As someone said, we are not bridge engineers. We are completely lay people when it comes to that kind of expertise. We are heavily relying on the commitment and on the word of the Minister of Transportation and his officials when they tell us that everything is above-board and everything is to the highest standards for quality. Because that would be quite unbearable to the people of the Northwest Territories to not only have a project that perhaps was not our priority and was not our way that we would have spent this money, but to have something that would be defective in some way going forward would be just an absolute shame.

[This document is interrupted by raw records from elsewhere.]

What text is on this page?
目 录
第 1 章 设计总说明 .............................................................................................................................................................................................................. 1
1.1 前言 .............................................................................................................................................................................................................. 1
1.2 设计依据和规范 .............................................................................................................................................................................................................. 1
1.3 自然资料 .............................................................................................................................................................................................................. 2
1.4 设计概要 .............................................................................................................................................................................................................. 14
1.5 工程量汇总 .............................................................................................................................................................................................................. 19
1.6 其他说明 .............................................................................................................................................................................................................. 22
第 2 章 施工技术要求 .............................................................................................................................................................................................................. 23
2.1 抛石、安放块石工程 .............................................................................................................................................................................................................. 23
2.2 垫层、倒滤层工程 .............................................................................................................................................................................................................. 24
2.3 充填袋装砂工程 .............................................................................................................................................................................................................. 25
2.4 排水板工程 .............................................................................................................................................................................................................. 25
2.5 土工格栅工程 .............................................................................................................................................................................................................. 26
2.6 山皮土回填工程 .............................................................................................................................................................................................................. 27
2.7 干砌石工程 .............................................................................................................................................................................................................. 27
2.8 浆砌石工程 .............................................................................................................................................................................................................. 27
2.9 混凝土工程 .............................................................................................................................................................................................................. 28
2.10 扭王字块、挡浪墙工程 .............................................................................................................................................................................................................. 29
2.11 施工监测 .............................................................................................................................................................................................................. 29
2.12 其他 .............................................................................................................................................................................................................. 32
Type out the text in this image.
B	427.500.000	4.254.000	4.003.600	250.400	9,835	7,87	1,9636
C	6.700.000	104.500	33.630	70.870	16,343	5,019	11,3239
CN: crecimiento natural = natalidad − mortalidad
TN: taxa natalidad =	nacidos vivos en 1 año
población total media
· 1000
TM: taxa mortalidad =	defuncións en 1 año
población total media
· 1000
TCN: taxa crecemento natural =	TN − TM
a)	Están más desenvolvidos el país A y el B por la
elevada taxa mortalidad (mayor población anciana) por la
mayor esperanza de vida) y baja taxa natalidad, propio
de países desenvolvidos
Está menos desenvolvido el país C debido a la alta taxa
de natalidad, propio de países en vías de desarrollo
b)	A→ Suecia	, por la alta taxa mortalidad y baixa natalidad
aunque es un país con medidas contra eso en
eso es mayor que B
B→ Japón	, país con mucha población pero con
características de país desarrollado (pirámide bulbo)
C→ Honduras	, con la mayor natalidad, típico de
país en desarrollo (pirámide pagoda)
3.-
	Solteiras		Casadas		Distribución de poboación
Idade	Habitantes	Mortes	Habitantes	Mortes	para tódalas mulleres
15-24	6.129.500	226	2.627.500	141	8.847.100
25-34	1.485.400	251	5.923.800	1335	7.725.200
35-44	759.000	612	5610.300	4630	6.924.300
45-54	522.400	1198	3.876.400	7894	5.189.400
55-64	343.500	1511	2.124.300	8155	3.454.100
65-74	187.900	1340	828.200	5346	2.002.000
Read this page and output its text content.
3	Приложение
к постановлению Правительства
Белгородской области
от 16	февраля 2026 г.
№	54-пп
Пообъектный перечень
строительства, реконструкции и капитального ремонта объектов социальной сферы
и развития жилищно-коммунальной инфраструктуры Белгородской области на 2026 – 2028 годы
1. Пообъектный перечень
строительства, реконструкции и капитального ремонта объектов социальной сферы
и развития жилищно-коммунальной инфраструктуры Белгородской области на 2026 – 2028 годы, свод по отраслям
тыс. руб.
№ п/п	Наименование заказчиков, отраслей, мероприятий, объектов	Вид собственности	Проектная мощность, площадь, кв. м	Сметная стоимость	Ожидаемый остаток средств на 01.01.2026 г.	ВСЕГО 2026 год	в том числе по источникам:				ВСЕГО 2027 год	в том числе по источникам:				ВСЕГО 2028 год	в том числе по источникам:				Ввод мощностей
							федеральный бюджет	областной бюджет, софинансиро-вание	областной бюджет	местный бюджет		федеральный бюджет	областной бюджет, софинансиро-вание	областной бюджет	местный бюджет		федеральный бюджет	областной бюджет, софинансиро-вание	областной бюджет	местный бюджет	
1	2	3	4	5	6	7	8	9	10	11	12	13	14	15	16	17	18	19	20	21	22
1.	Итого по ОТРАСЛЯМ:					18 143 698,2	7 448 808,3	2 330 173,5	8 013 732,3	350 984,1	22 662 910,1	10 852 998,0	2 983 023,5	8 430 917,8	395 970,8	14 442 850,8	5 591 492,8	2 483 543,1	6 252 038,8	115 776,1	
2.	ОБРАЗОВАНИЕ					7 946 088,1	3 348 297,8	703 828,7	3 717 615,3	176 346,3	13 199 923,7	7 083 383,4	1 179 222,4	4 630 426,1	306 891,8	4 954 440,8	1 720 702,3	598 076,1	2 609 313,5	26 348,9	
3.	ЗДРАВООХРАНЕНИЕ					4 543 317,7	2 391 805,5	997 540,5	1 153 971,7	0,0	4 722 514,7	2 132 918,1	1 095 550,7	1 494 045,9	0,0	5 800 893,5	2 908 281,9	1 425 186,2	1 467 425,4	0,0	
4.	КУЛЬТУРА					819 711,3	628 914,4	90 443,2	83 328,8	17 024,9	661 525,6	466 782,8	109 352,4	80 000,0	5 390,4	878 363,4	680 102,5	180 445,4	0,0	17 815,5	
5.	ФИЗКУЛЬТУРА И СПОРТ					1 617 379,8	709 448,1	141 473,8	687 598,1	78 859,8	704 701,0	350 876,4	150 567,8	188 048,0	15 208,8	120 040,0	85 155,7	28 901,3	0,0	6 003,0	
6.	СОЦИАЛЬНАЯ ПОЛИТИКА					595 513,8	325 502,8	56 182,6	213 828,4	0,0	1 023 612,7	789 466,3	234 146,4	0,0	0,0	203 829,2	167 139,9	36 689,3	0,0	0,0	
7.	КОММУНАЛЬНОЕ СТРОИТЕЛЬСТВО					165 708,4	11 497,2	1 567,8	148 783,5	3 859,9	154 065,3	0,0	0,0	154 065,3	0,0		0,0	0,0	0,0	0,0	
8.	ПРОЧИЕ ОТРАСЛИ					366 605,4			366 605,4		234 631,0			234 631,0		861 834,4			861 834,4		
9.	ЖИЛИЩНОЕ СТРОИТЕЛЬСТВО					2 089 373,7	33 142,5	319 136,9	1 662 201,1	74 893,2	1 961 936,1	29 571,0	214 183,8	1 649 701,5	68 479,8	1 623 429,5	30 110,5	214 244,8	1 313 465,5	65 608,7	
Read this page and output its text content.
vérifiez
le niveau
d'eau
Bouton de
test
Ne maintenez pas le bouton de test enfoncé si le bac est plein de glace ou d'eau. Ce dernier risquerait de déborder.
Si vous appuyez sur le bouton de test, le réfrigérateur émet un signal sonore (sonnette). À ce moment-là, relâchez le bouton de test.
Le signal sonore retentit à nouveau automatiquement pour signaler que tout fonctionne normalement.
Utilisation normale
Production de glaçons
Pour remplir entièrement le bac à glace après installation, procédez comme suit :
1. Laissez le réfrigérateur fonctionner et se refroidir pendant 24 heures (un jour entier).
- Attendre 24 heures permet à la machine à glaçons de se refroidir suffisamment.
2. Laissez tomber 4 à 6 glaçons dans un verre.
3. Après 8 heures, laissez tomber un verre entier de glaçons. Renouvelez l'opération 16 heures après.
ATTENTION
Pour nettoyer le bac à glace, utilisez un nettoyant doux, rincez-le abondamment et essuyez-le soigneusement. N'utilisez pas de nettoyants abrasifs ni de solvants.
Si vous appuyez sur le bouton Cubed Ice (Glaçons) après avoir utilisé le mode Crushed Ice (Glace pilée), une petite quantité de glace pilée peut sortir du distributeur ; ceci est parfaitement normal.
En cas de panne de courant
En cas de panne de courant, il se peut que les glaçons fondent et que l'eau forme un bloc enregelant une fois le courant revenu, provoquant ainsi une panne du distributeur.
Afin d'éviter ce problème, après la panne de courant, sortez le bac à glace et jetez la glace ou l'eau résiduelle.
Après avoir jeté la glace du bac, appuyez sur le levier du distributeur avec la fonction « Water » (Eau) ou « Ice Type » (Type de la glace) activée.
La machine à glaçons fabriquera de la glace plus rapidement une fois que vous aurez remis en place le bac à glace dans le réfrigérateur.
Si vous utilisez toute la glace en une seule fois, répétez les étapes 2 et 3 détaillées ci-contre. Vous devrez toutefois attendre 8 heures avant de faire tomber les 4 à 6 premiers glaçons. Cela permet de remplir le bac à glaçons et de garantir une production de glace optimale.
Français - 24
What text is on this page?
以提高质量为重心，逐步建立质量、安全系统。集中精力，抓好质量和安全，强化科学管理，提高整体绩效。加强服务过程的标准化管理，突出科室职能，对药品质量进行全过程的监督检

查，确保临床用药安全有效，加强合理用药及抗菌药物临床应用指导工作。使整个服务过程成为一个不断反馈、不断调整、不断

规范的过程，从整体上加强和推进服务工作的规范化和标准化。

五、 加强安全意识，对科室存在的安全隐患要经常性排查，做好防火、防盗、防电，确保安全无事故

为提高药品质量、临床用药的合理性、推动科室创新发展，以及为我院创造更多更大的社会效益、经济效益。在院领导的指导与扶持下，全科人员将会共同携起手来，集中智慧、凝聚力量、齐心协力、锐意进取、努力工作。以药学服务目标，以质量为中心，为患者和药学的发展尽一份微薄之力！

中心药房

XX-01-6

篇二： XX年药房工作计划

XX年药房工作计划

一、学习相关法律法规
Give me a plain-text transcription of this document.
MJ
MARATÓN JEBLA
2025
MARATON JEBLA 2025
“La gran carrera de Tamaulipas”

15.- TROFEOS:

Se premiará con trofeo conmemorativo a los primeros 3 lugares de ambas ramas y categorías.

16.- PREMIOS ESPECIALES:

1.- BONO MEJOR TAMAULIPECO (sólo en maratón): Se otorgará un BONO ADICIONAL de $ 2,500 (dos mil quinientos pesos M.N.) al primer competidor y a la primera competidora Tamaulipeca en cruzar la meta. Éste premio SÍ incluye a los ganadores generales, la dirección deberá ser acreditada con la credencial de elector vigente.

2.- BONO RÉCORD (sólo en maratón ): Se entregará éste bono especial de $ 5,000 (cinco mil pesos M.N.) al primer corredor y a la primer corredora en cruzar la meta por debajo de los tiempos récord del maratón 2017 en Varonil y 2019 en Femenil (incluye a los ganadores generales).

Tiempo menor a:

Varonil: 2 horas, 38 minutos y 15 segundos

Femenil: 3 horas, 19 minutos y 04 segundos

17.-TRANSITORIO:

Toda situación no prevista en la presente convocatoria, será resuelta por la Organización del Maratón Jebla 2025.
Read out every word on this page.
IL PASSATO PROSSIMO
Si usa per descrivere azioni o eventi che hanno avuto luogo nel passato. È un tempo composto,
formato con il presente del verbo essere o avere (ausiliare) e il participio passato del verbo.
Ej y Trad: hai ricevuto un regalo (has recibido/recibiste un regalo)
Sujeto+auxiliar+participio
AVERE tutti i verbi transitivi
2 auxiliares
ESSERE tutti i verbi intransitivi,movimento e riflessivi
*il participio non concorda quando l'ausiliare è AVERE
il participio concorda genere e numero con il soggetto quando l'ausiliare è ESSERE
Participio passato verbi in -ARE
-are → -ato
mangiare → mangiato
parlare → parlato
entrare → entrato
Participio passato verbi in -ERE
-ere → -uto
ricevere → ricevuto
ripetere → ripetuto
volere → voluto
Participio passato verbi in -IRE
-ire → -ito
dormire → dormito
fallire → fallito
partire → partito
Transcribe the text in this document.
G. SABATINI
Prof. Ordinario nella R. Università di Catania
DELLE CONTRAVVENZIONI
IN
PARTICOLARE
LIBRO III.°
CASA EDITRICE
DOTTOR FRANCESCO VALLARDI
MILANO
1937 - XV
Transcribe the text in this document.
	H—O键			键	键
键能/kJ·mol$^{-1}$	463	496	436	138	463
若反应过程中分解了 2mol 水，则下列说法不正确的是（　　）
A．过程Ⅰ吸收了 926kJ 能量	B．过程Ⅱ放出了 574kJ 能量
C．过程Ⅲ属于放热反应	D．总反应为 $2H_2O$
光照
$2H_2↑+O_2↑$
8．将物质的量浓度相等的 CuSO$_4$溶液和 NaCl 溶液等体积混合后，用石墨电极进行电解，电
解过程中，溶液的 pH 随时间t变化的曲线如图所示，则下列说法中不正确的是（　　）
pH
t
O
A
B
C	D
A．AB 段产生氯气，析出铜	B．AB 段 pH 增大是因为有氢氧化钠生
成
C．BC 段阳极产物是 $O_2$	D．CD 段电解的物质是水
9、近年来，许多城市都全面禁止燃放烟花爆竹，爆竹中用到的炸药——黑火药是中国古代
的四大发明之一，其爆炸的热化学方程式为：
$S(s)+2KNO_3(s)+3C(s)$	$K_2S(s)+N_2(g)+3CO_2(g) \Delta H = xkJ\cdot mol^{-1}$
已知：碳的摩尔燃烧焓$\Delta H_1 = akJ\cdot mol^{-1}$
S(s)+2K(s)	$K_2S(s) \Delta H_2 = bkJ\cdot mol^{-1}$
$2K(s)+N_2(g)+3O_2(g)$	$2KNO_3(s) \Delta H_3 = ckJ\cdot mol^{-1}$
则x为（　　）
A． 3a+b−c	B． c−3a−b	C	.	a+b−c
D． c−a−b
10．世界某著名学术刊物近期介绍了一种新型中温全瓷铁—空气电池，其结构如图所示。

I have absolutely no evidence that there is such a problem, but, as I said, we find ourselves where we are today. As I said in my Member’s statement today, one of the redeeming qualities of this project,
when we build a school or we build a hospital or build other types of infrastructure in the Northwest Territories, there is no way of generating revenue off of those. Those are straight outlay for capital and ongoing O and M. One of the redeeming qualities I suppose, if there are any of this project, is that if the traffic continues and if the tolls are collected, this debt can be paid off in a businesslike way for this piece of infrastructure. That is one thing that does make it unique. I hope the trucks keep rolling. I used to take the position that I didn’t support the bridge, but, well, as long as the people in Yellowknife will pay for it, I guess I could maybe just not lay awake at night and worry about it quite so much.
I always said it wasn’t going to impact the financial standing or situation of the rest of the people of the Northwest Territories, but if the plan going forward goes awry in any way, if there are problems with the bridge, if our projections for total revenues are wrong, I guess it will require everyone’s participation to now be involved in this project.
I suppose at some point in time there would have been a desire on the part of the people of the Northwest Territories to have a bridge over the Mackenzie River at Fort Providence. There are issues of inflation. There are issues of global warming that may have impacted the length of the season when we could have an ice road across the Mackenzie River. There are things that maybe hopefully we will look back on some day and say that it was good to get this piece of infrastructure in place when we did. I hope that’s the case, but I suppose only time will actually tell.
So like my colleagues who have already spoken, I don’t see any other choice but to support this today. I suppose I could say on principle and to be consistent with every position I’ve taken on this bridge, to be consistent I could, I suppose, vote against this. But I don’t think that would be the right thing for me to do. I hope that people out there in the public who might have been expecting me to do that, to really stand up against this, because there is a lot of opposition to this project and the way it’s been handled out there in the public, and maybe there would be an expectation that I would vote against it on a matter of principle and on a matter of sending a statement to this government. But the reality is that the bridge is half built. We’re the guarantors of the loan. The loan has been called. We have no choice but to step up to the plate on this project. But going forward, let’s do everything in our power as a department and as a government to ensure that we bring whatever we can to this to make it a quality project and a viable project from the cost-benefit analysis and the projections that we base this on going back many years.